Adieu, Pierre Quicestquidisaitdéjà

Publié le 17 juin 2019
Non, le sérieux n'est pas toujours là où l'on croit. Cette chronique d'Anna Lietti paraît tous les mois dans 24heures. Excepté le dessin de Pascal Parrone, en exclusivité pour Bon pour la tête.

Le prince des chroniqueurs est mort, comment chroniquer sans lui? Je salue la mémoire de Pierre Leuzinger, son intelligence féline, sa griffe unique. Bon, les jeunets à qui son nom ne dit rien sont excusés: il y a vingt ans que ses Humeurs avaient cessé de paraître dans L’Hebdo.

Mais l’œuvre de Pierre Leuzinger est immortelle. Pensez. Il a été le premier à documenter le syndrome de la vis en trop (celle qui reste sur la moquette après le montage du meuble). A saisir, dans sa dimension ontologique, le mouvement perpétuel de l’imperfection dans l’assiette du petit déjeuner (encore un peu de beurre pour finir le pain, de confiture pour finir le beurre, de pain pour finir la confiture… ). Mais aussi à prédire, avec une précision chirurgicale, des décennies de chaos et de «terrorisme du désespoir» aux premières lueurs de la guerre du Golfe. Bondir sans crier gare du rebord du balcon au tribunal de l’Histoire, c’était très Leuzinger.

Et puis, il y a ses aphorismes. Voici quelques candidats à la postérité, glanés dans le recueil de chroniques Pêcheur de chats et autres Humeurs (épuisé, mais harponnable sur la toile):    

Attendri: «Il n’y a rien de plus beau qu’un enfant debout sur un gendarme couché.»

Ancestral: «Qui égare une moufle perd ses pantoufles, vole un œuf et finit par huer sa mère.»

Atmosphérique: «L’été est un plat qui se mange chaud mais qui refroidit vite.»

Alcestueux: «Tant de choses à dire. Si peu de choses dites. Est-ce que nous allons continuer à nous réunir pour ne pas nous rencontrer?»

Bon, évidemment, pour une citation qui accède à l’immortalité, il y a un prix à payer: le nom de l’auteur tend à se perdre en route.
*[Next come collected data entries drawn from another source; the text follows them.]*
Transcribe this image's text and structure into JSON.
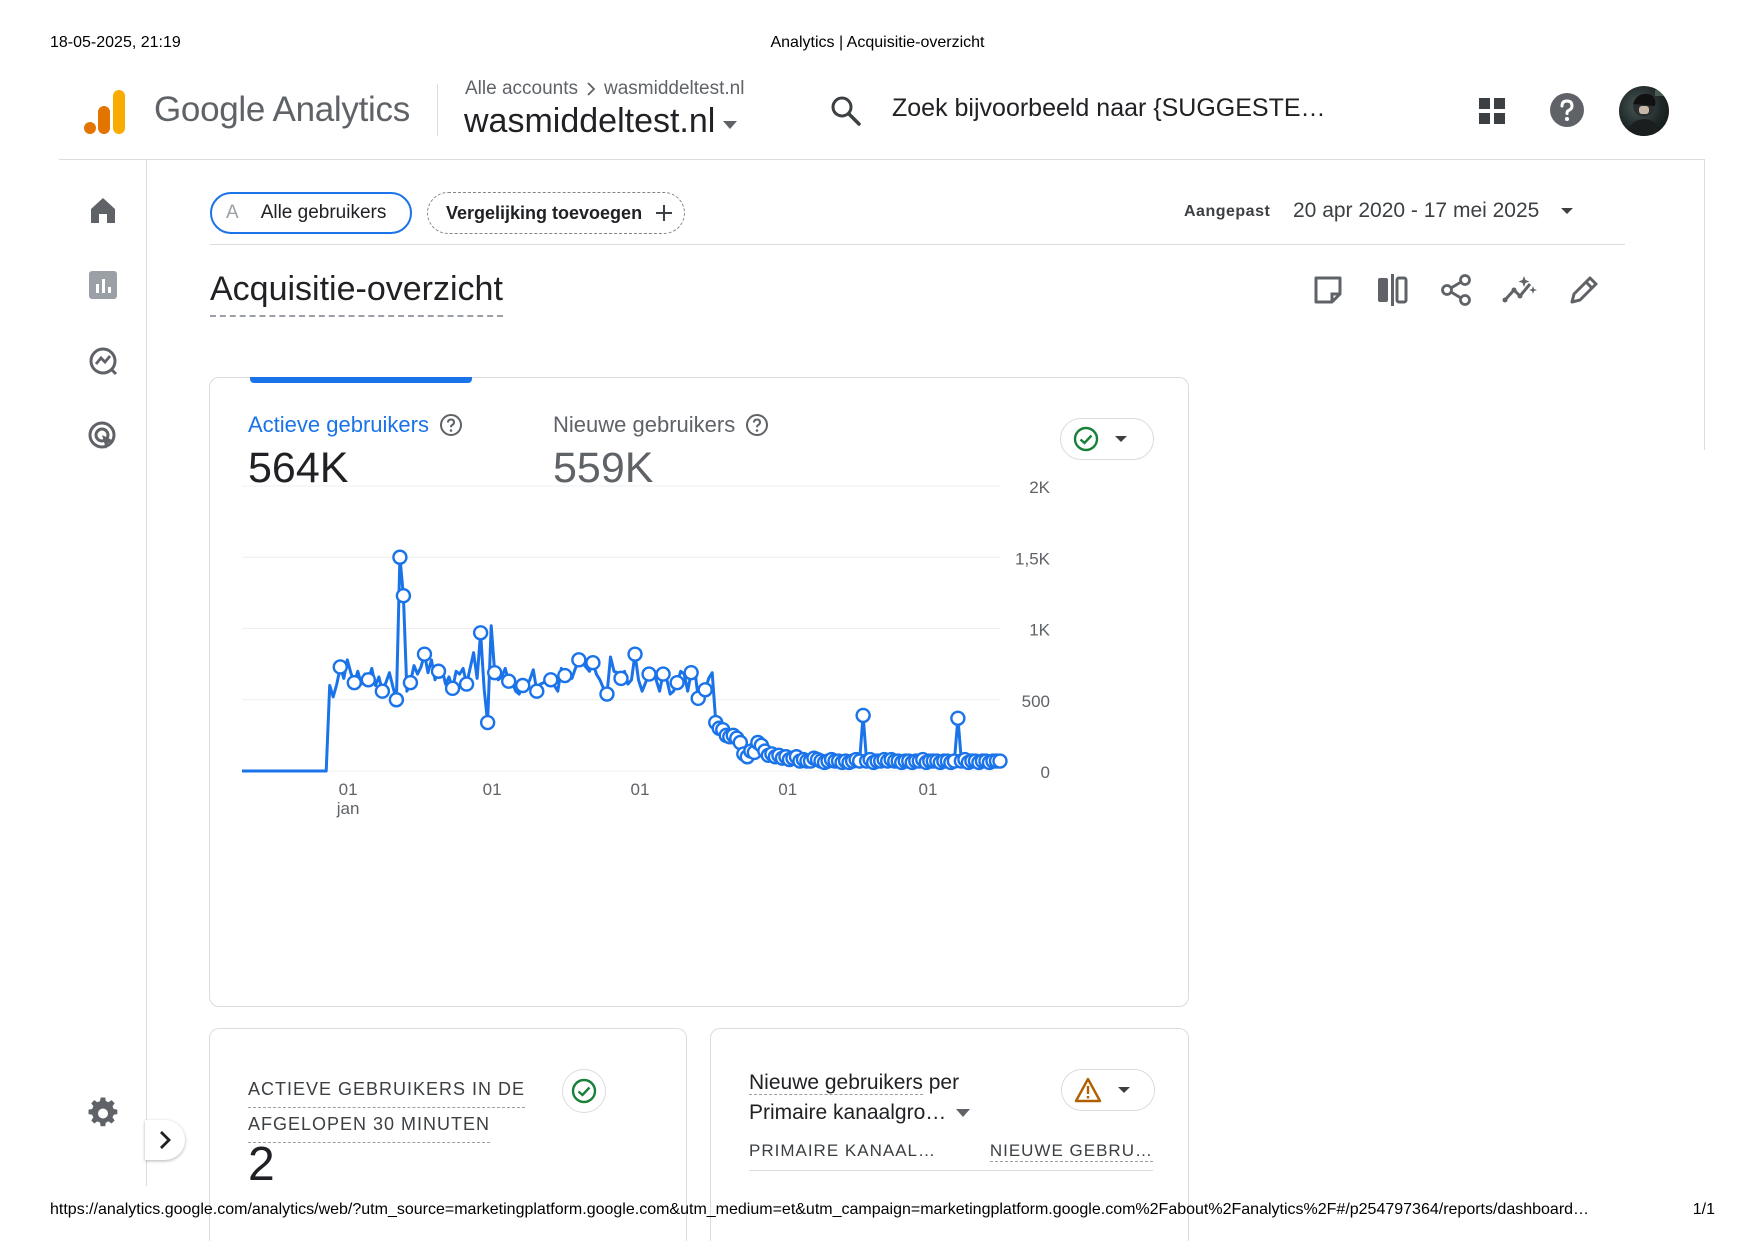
{
  "print": {
    "datetime": "18-05-2025, 21:19",
    "title": "Analytics | Acquisitie-overzicht",
    "url": "https://analytics.google.com/analytics/web/?utm_source=marketingplatform.google.com&utm_medium=et&utm_campaign=marketingplatform.google.com%2Fabout%2Fanalytics%2F#/p254797364/reports/dashboard…",
    "page": "1/1"
  },
  "header": {
    "app_name": "Google Analytics",
    "breadcrumb_accounts": "Alle accounts",
    "breadcrumb_property": "wasmiddeltest.nl",
    "property": "wasmiddeltest.nl",
    "search_placeholder": "Zoek bijvoorbeeld naar {SUGGESTE…"
  },
  "filters": {
    "segment_letter": "A",
    "segment": "Alle gebruikers",
    "add_comparison": "Vergelijking toevoegen",
    "date_label": "Aangepast",
    "date_range": "20 apr 2020 - 17 mei 2025"
  },
  "page": {
    "title": "Acquisitie-overzicht"
  },
  "main_card": {
    "metric_active_label": "Actieve gebruikers",
    "metric_active_value": "564K",
    "metric_new_label": "Nieuwe gebruikers",
    "metric_new_value": "559K"
  },
  "chart_data": {
    "type": "line",
    "series": [
      {
        "values": [
          0,
          0,
          0,
          0,
          0,
          0,
          0,
          0,
          0,
          0,
          0,
          0,
          0,
          0,
          0,
          0,
          0,
          0,
          0,
          0,
          0,
          0,
          0,
          0,
          0,
          600,
          520,
          610,
          730,
          650,
          780,
          690,
          620,
          700,
          610,
          680,
          640,
          720,
          600,
          660,
          560,
          620,
          690,
          590,
          500,
          1500,
          1230,
          560,
          620,
          740,
          680,
          730,
          820,
          690,
          780,
          640,
          700,
          720,
          610,
          660,
          580,
          700,
          680,
          720,
          610,
          720,
          830,
          650,
          970,
          580,
          340,
          1020,
          690,
          640,
          660,
          720,
          630,
          620,
          560,
          540,
          600,
          590,
          640,
          710,
          560,
          610,
          620,
          660,
          640,
          600,
          560,
          720,
          670,
          690,
          650,
          720,
          780,
          760,
          730,
          700,
          760,
          680,
          640,
          580,
          540,
          800,
          700,
          690,
          650,
          700,
          610,
          640,
          820,
          640,
          560,
          620,
          680,
          710,
          640,
          560,
          680,
          650,
          540,
          560,
          620,
          700,
          680,
          560,
          690,
          720,
          510,
          560,
          570,
          650,
          690,
          340,
          300,
          290,
          250,
          240,
          250,
          230,
          200,
          120,
          100,
          140,
          130,
          200,
          180,
          140,
          110,
          120,
          100,
          110,
          90,
          100,
          80,
          90,
          100,
          70,
          80,
          70,
          70,
          90,
          80,
          70,
          60,
          70,
          80,
          70,
          70,
          60,
          70,
          60,
          70,
          80,
          70,
          390,
          70,
          80,
          60,
          70,
          70,
          80,
          70,
          80,
          70,
          70,
          60,
          70,
          70,
          60,
          70,
          70,
          80,
          60,
          70,
          70,
          70,
          60,
          70,
          70,
          60,
          70,
          370,
          70,
          80,
          60,
          70,
          70,
          60,
          70,
          70,
          60,
          70,
          70,
          70
        ]
      }
    ],
    "x_tick_labels": [
      "01\njan",
      "01",
      "01",
      "01",
      "01"
    ],
    "x_tick_positions": [
      0.14,
      0.33,
      0.525,
      0.72,
      0.905
    ],
    "y_ticks": [
      0,
      500,
      1000,
      1500,
      2000
    ],
    "y_tick_labels": [
      "0",
      "500",
      "1K",
      "1,5K",
      "2K"
    ],
    "ylim": [
      0,
      2000
    ],
    "grid": true,
    "color": "#1a73e8"
  },
  "realtime_card": {
    "title_line1": "ACTIEVE GEBRUIKERS IN DE",
    "title_line2": "AFGELOPEN 30 MINUTEN",
    "value": "2"
  },
  "channel_card": {
    "title_prefix": "Nieuwe gebruikers",
    "title_suffix": " per",
    "dimension": "Primaire kanaalgro…",
    "col1": "PRIMAIRE KANAAL…",
    "col2": "NIEUWE GEBRU…"
  },
  "colors": {
    "accent": "#1a73e8",
    "ok": "#188038",
    "warning": "#b06000"
  }
}
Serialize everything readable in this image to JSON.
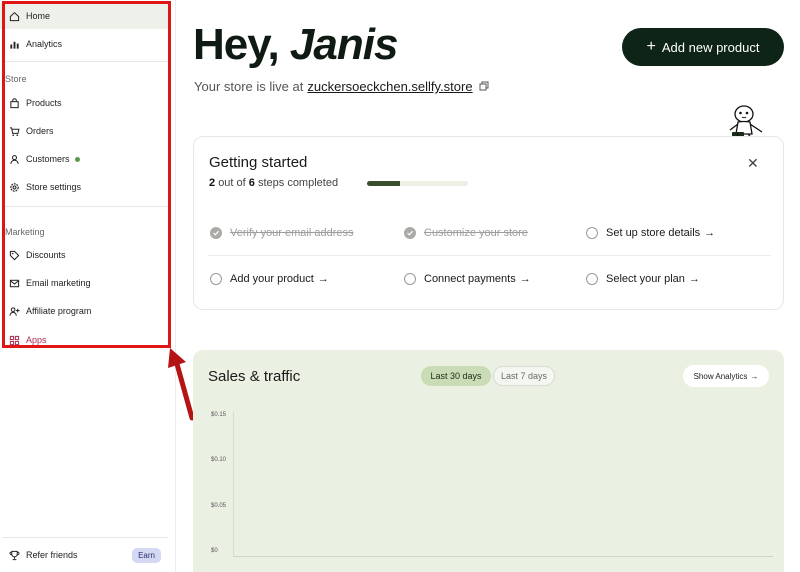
{
  "sidebar": {
    "nav_top": [
      {
        "label": "Home",
        "icon": "home-icon"
      },
      {
        "label": "Analytics",
        "icon": "bar-chart-icon"
      }
    ],
    "store_label": "Store",
    "store_items": [
      {
        "label": "Products",
        "icon": "bag-icon"
      },
      {
        "label": "Orders",
        "icon": "cart-icon"
      },
      {
        "label": "Customers",
        "icon": "user-icon"
      },
      {
        "label": "Store settings",
        "icon": "gear-icon"
      }
    ],
    "marketing_label": "Marketing",
    "marketing_items": [
      {
        "label": "Discounts",
        "icon": "tag-icon"
      },
      {
        "label": "Email marketing",
        "icon": "mail-icon"
      },
      {
        "label": "Affiliate program",
        "icon": "user-plus-icon"
      },
      {
        "label": "Apps",
        "icon": "apps-icon"
      }
    ],
    "refer_label": "Refer friends",
    "earn_badge": "Earn"
  },
  "header": {
    "greeting": "Hey,",
    "name": "Janis",
    "live_prefix": "Your store is live at",
    "store_url": "zuckersoeckchen.sellfy.store",
    "add_button": "Add new product"
  },
  "getting_started": {
    "title": "Getting started",
    "completed": "2",
    "out_of": "out of",
    "total": "6",
    "steps_completed": "steps completed",
    "progress": 0.33,
    "steps": [
      {
        "label": "Verify your email address",
        "done": true
      },
      {
        "label": "Customize your store",
        "done": true
      },
      {
        "label": "Set up store details",
        "done": false
      },
      {
        "label": "Add your product",
        "done": false
      },
      {
        "label": "Connect payments",
        "done": false
      },
      {
        "label": "Select your plan",
        "done": false
      }
    ]
  },
  "sales": {
    "title": "Sales & traffic",
    "tab_30": "Last 30 days",
    "tab_7": "Last 7 days",
    "show_analytics": "Show Analytics",
    "yticks": [
      "$0.15",
      "$0.10",
      "$0.05",
      "$0"
    ]
  },
  "colors": {
    "accent_dark": "#0e2417",
    "highlight_red": "#e01616",
    "apps_text": "#b02b52",
    "sales_bg": "#eaf1e3"
  }
}
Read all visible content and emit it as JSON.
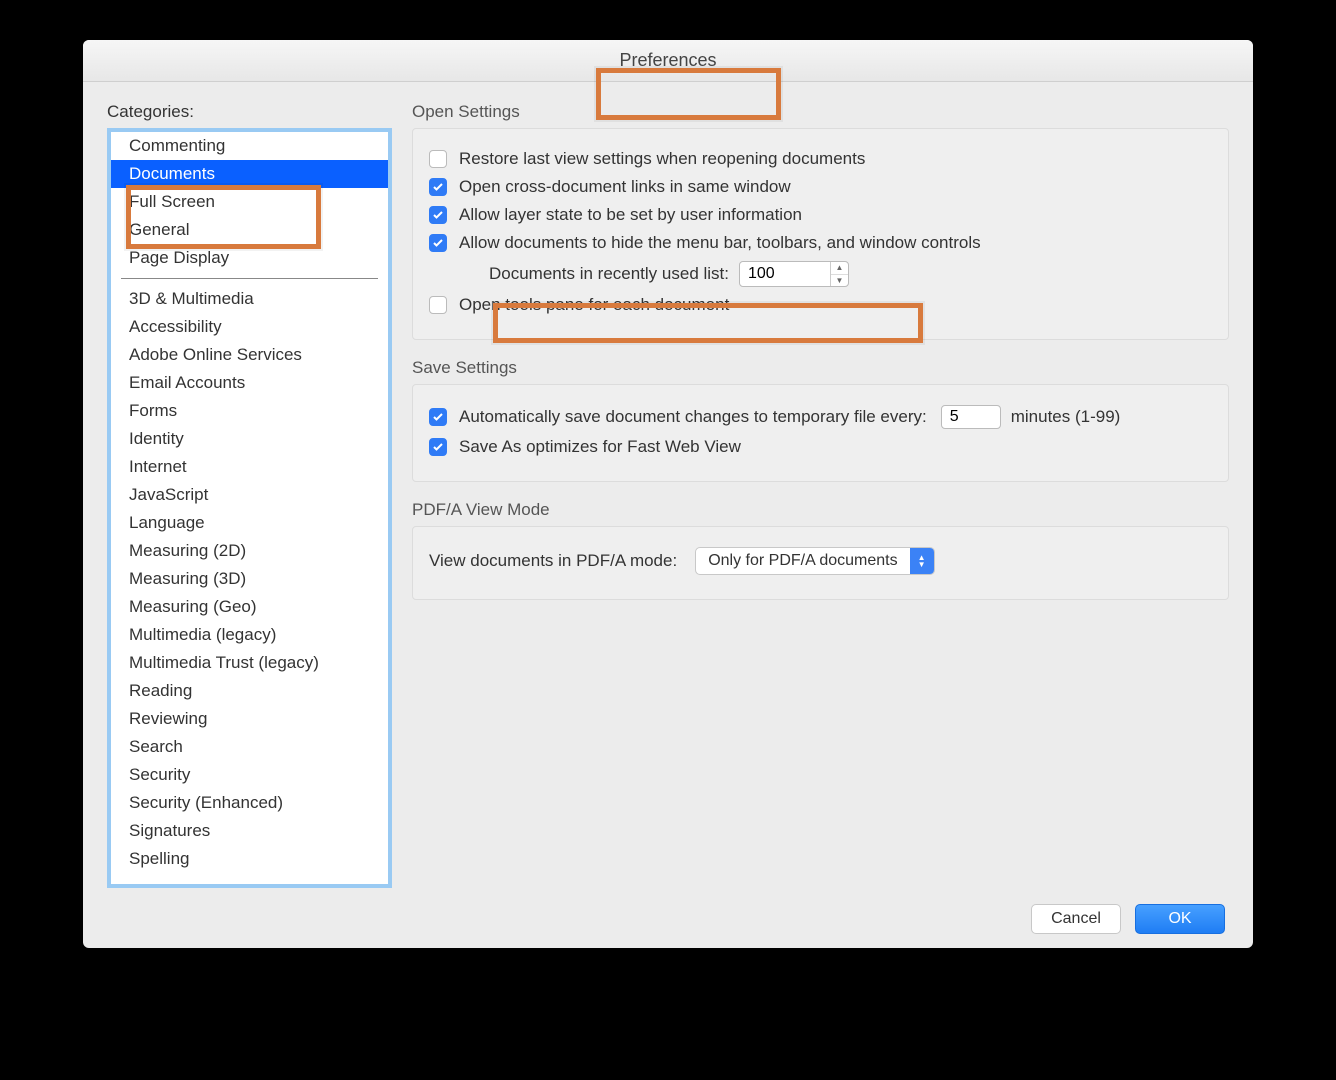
{
  "window": {
    "title": "Preferences"
  },
  "sidebar": {
    "label": "Categories:",
    "groups": [
      [
        "Commenting",
        "Documents",
        "Full Screen",
        "General",
        "Page Display"
      ],
      [
        "3D & Multimedia",
        "Accessibility",
        "Adobe Online Services",
        "Email Accounts",
        "Forms",
        "Identity",
        "Internet",
        "JavaScript",
        "Language",
        "Measuring (2D)",
        "Measuring (3D)",
        "Measuring (Geo)",
        "Multimedia (legacy)",
        "Multimedia Trust (legacy)",
        "Reading",
        "Reviewing",
        "Search",
        "Security",
        "Security (Enhanced)",
        "Signatures",
        "Spelling"
      ]
    ],
    "selected": "Documents"
  },
  "open": {
    "title": "Open Settings",
    "restore": {
      "checked": false,
      "label": "Restore last view settings when reopening documents"
    },
    "crossLinks": {
      "checked": true,
      "label": "Open cross-document links in same window"
    },
    "layerState": {
      "checked": true,
      "label": "Allow layer state to be set by user information"
    },
    "hideMenu": {
      "checked": true,
      "label": "Allow documents to hide the menu bar, toolbars, and window controls"
    },
    "recentLabel": "Documents in recently used list:",
    "recentValue": "100",
    "toolsPane": {
      "checked": false,
      "label": "Open tools pane for each document"
    }
  },
  "save": {
    "title": "Save Settings",
    "autosave": {
      "checked": true,
      "prefix": "Automatically save document changes to temporary file every:",
      "value": "5",
      "suffix": "minutes (1-99)"
    },
    "fastWeb": {
      "checked": true,
      "label": "Save As optimizes for Fast Web View"
    }
  },
  "pdfa": {
    "title": "PDF/A View Mode",
    "label": "View documents in PDF/A mode:",
    "value": "Only for PDF/A documents"
  },
  "footer": {
    "cancel": "Cancel",
    "ok": "OK"
  },
  "colors": {
    "tabInactive": "#9c3d2f",
    "tabActive": "#1a9bff"
  }
}
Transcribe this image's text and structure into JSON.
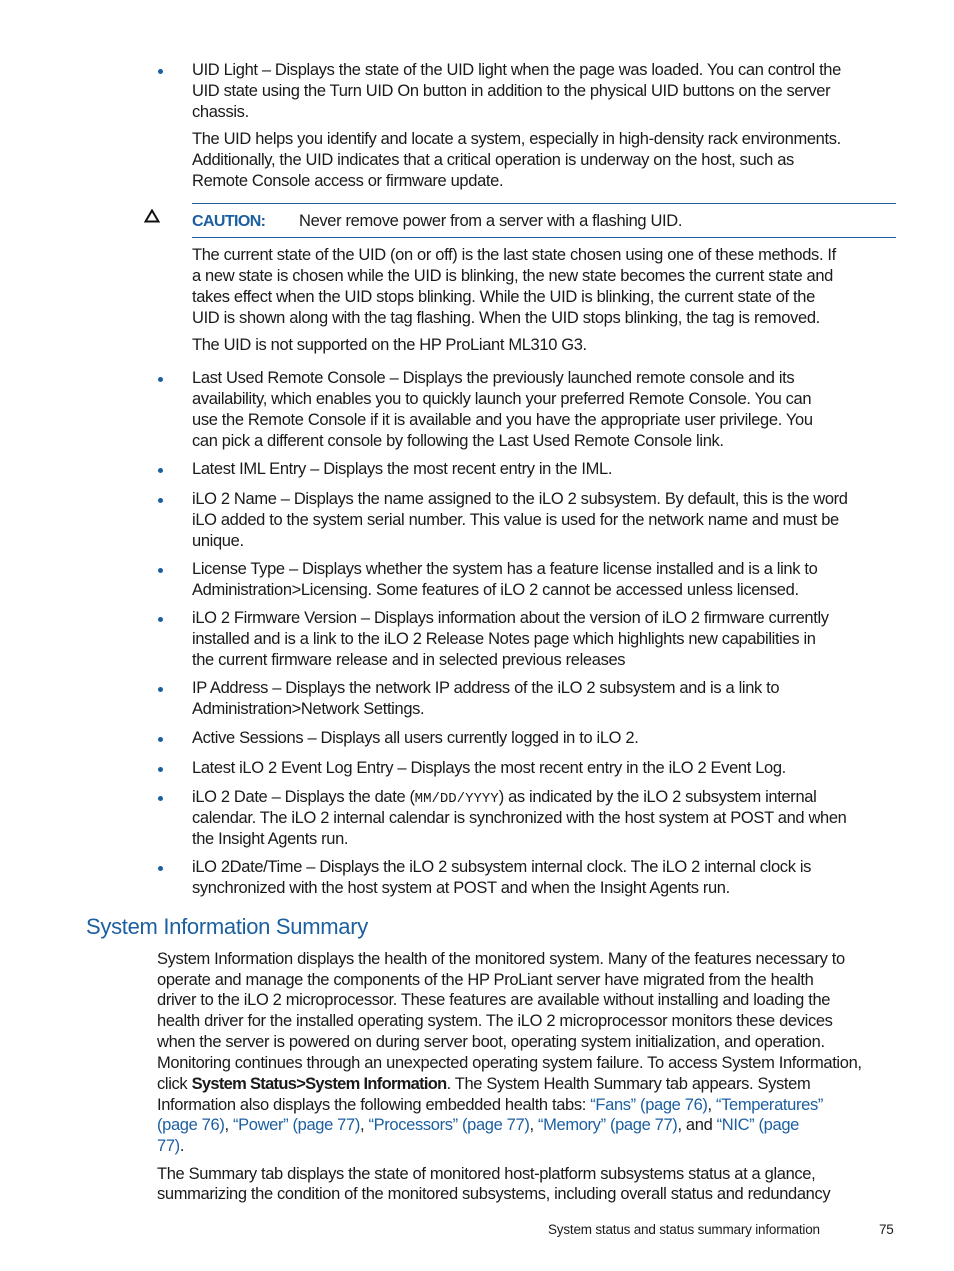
{
  "bullets_part1": [
    {
      "lines": [
        "UID Light – Displays the state of the UID light when the page was loaded. You can control the",
        "UID state using the Turn UID On button in addition to the physical UID buttons on the server",
        "chassis."
      ]
    }
  ],
  "uid_paragraph": [
    "The UID helps you identify and locate a system, especially in high-density rack environments.",
    "Additionally, the UID indicates that a critical operation is underway on the host, such as",
    "Remote Console access or firmware update."
  ],
  "caution": {
    "icon": "caution-triangle-icon",
    "label": "CAUTION:",
    "text": "Never remove power from a server with a flashing UID."
  },
  "uid_state_paragraph": [
    "The current state of the UID (on or off) is the last state chosen using one of these methods. If",
    "a new state is chosen while the UID is blinking, the new state becomes the current state and",
    "takes effect when the UID stops blinking. While the UID is blinking, the current state of the",
    "UID is shown along with the tag flashing. When the UID stops blinking, the tag is removed."
  ],
  "uid_not_supported": "The UID is not supported on the HP ProLiant ML310 G3.",
  "bullets": [
    {
      "lines": [
        "Last Used Remote Console – Displays the previously launched remote console and its",
        "availability, which enables you to quickly launch your preferred Remote Console. You can",
        "use the Remote Console if it is available and you have the appropriate user privilege. You",
        "can pick a different console by following the Last Used Remote Console link."
      ]
    },
    {
      "lines": [
        "Latest IML Entry – Displays the most recent entry in the IML."
      ]
    },
    {
      "lines": [
        "iLO 2 Name – Displays the name assigned to the iLO 2 subsystem. By default, this is the word",
        "iLO added to the system serial number. This value is used for the network name and must be",
        "unique."
      ]
    },
    {
      "lines": [
        "License Type – Displays whether the system has a feature license installed and is a link to",
        "Administration>Licensing. Some features of iLO 2 cannot be accessed unless licensed."
      ]
    },
    {
      "lines": [
        "iLO 2 Firmware Version – Displays information about the version of iLO 2 firmware currently",
        "installed and is a link to the iLO 2 Release Notes page which highlights new capabilities in",
        "the current firmware release and in selected previous releases"
      ]
    },
    {
      "lines": [
        "IP Address – Displays the network IP address of the iLO 2 subsystem and is a link to",
        "Administration>Network Settings."
      ]
    },
    {
      "lines": [
        "Active Sessions – Displays all users currently logged in to iLO 2."
      ]
    },
    {
      "lines": [
        "Latest iLO 2 Event Log Entry – Displays the most recent entry in the iLO 2 Event Log."
      ]
    }
  ],
  "ilo_date": {
    "line1_before": "iLO 2 Date – Displays the date (",
    "line1_code": "MM/DD/YYYY",
    "line1_after": ") as indicated by the iLO 2 subsystem internal",
    "line2": "calendar. The iLO 2 internal calendar is synchronized with the host system at POST and when",
    "line3": "the Insight Agents run."
  },
  "ilo_datetime": [
    "iLO 2Date/Time – Displays the iLO 2 subsystem internal clock. The iLO 2 internal clock is",
    "synchronized with the host system at POST and when the Insight Agents run."
  ],
  "section": {
    "heading": "System Information Summary",
    "para1_lines": [
      "System Information displays the health of the monitored system. Many of the features necessary to",
      "operate and manage the components of the HP ProLiant server have migrated from the health",
      "driver to the iLO 2 microprocessor. These features are available without installing and loading the",
      "health driver for the installed operating system. The iLO 2 microprocessor monitors these devices",
      "when the server is powered on during server boot, operating system initialization, and operation.",
      "Monitoring continues through an unexpected operating system failure. To access System Information,"
    ],
    "click_prefix": "click ",
    "click_bold": "System Status>System Information",
    "click_suffix": ". The System Health Summary tab appears. System",
    "tabs_prefix": "Information also displays the following embedded health tabs: ",
    "links": {
      "fans": "“Fans” (page 76)",
      "temperatures_a": "“Temperatures”",
      "temperatures_b": "(page 76)",
      "power": "“Power” (page 77)",
      "processors": "“Processors” (page 77)",
      "memory": "“Memory” (page 77)",
      "nic_a": "“NIC” (page",
      "nic_b": "77)"
    },
    "sep_comma": ", ",
    "sep_and": ", and ",
    "end_period": ".",
    "para2_lines": [
      "The Summary tab displays the state of monitored host-platform subsystems status at a glance,",
      "summarizing the condition of the monitored subsystems, including overall status and redundancy"
    ]
  },
  "footer": {
    "chapter": "System status and status summary information",
    "page_number": "75"
  },
  "colors": {
    "accent": "#1c5fa0",
    "text": "#1a1a1a"
  }
}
Comme Montaigne ou Groucho Marx, Pierre Leuzinger risque de se voir rebaptisé Quicestquidisaitdéja.

Tenez, devinette. Qui a, en 1983 déjà, publié un hilarant lexique féminin/masculin des traits de caractère, où «précis» devient «tâtillonne», «décidé/autoritaire», «ambitieux /grimpionne», «sensible/émotive»,  «socialiste /pasionaria», et ainsi de suite?

C’est lui. Je ne l’ai jamais entendu râler parce que tout le monde l’avait copié sans citer ses sources. C’est ce qui s’appelle avoir le féminisme discret.

C’est pourquoi, pour dire adieu à notre ami, nous étions nombreuses, pasionarias, émotives et tâtillonnes, le 14 juin 2019 à 15h24 à Saint-Prex, assises sagement sur un banc d’église à écouter Monsieur le pasteur. Pierre venait d’inventer la facétie funèbre.